La question fondamentale dont ce livre est l’enjeu est la suivante : la faute de Juda est-elle inexpiable ? Une lecture fondamentaliste de eikha, répond à cette question de manière affirmative : Oui, les Judéens, malgré les avertissements des prophètes, ont multiplié leurs crimes. D’ailleurs, depuis toujours ils tuent leurs prophètes et si même le messie arrivait aujourd’hui, les Judéens le mettraient à mort. La faute de Juda est inexpiable et la peine maximale s’impose : la rupture définitive entre Dieu et son peuple. Il faut se tourner vers une autre Alliance.
Eikha Rabba entend prendre le contre-pied de cette lecture et montrer qu’il n’y a pas de rupture entre Dieu et son peuple. Eikha Rabba entend ainsi aider les exilés à faire le deuil de leur glorieux passé et à envisager un avenir vivable. Or, le judaïsme rabbinique a strictement codifié les règles régissant le deuil, de manière à ce que le sujet affligé par la perte d’un être cher puisse sortir progressivement de cet état morbide, et éviter de sombrer dans la mélancolie. Eikha Rabba est donc d’abord un discours de consolation permettant aux Juifs de faire leur deuil. C’est-à-dire d’entrer dans le deuil, et d’en sortir. C’est pourquoi, Eikha Rabba nous montre Dieu lui-même se soumettre au rituel du deuil, puisqu’il a, à travers l’exil d’Israël, perdu un fils (LmR 1,1).

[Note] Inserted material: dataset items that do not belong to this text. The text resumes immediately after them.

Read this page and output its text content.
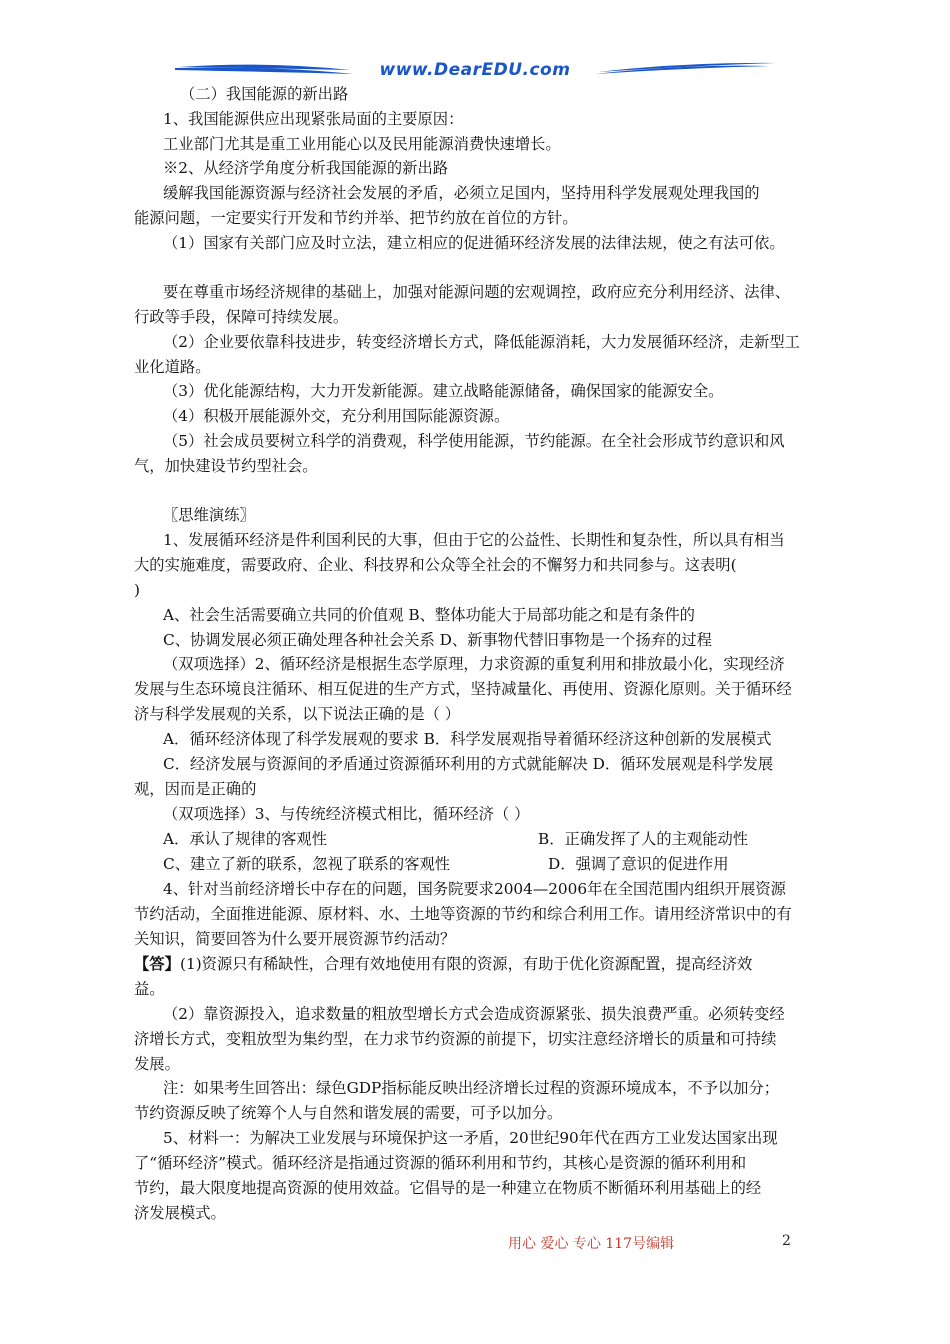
www.DearEDU.com
（二）我国能源的新出路
1、我国能源供应出现紧张局面的主要原因：
工业部门尤其是重工业用能心以及民用能源消费快速增长。
※2、从经济学角度分析我国能源的新出路
缓解我国能源资源与经济社会发展的矛盾，必须立足国内，坚持用科学发展观处理我国的
能源问题，一定要实行开发和节约并举、把节约放在首位的方针。
（1）国家有关部门应及时立法，建立相应的促进循环经济发展的法律法规，使之有法可依。
要在尊重市场经济规律的基础上，加强对能源问题的宏观调控，政府应充分利用经济、法律、
行政等手段，保障可持续发展。
（2）企业要依靠科技进步，转变经济增长方式，降低能源消耗，大力发展循环经济，走新型工
业化道路。
（3）优化能源结构，大力开发新能源。建立战略能源储备，确保国家的能源安全。
（4）积极开展能源外交，充分利用国际能源资源。
（5）社会成员要树立科学的消费观，科学使用能源，节约能源。在全社会形成节约意识和风
气，加快建设节约型社会。
〖思维演练〗
1、发展循环经济是件利国利民的大事，但由于它的公益性、长期性和复杂性，所以具有相当
大的实施难度，需要政府、企业、科技界和公众等全社会的不懈努力和共同参与。这表明(
)
A、社会生活需要确立共同的价值观 B、整体功能大于局部功能之和是有条件的
C、协调发展必须正确处理各种社会关系 D、新事物代替旧事物是一个扬弃的过程
（双项选择）2、循环经济是根据生态学原理，力求资源的重复利用和排放最小化，实现经济
发展与生态环境良注循环、相互促进的生产方式，坚持减量化、再使用、资源化原则。关于循环经
济与科学发展观的关系，以下说法正确的是（ ）
A．循环经济体现了科学发展观的要求 B．科学发展观指导着循环经济这种创新的发展模式
C．经济发展与资源间的矛盾通过资源循环利用的方式就能解决 D．循环发展观是科学发展
观，因而是正确的
（双项选择）3、与传统经济模式相比，循环经济（ ）
A．承认了规律的客观性	B．正确发挥了人的主观能动性
C、建立了新的联系，忽视了联系的客观性	D．强调了意识的促进作用
4、针对当前经济增长中存在的问题，国务院要求2004—2006年在全国范围内组织开展资源
节约活动，全面推进能源、原材料、水、土地等资源的节约和综合利用工作。请用经济常识中的有
关知识，简要回答为什么要开展资源节约活动？
【答】 (1)资源只有稀缺性，合理有效地使用有限的资源，有助于优化资源配置，提高经济效
益。
（2）靠资源投入，追求数量的粗放型增长方式会造成资源紧张、损失浪费严重。必须转变经
济增长方式，变粗放型为集约型，在力求节约资源的前提下，切实注意经济增长的质量和可持续
发展。
注：如果考生回答出：绿色GDP指标能反映出经济增长过程的资源环境成本，不予以加分；
节约资源反映了统筹个人与自然和谐发展的需要，可予以加分。
5、材料一：为解决工业发展与环境保护这一矛盾，20世纪90年代在西方工业发达国家出现
了“循环经济”模式。循环经济是指通过资源的循环利用和节约，其核心是资源的循环利用和
节约，最大限度地提高资源的使用效益。它倡导的是一种建立在物质不断循环利用基础上的经
济发展模式。
用心 爱心 专心 117号编辑	2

Revenons un instant à la contrainte alphabétique du poème, qui peut sembler incongrue s’agissant d’un chant funèbre. N’indique-t-elle pas justement qu’il faut contraindre cette douleur pour qu’elle n’envahisse pas la vie tout entière ?
Quant à la lecture fondamentaliste de eikha, elle est battue en brèche dans un très beau passage (LmR 1, 23) dans lequel la consolation d’Isaïe est opposée 22 fois aux imprécations de Jérémie. La lecture fondamentaliste tend en effet à essentialiser les accusations et les malédictions de Jérémie. À quoi le midrash oppose ceci : certes les Judéens, c’est une affaire entendue, ont péché de A à Z (de aleph à tav) mais à 22 reprises, Isaïe a prophétisé l’espoir :
Tu vois ainsi que toutes les malédictions que Jérémie prophétisa contre Israël, Isaïe les a anticipées et les a guéries.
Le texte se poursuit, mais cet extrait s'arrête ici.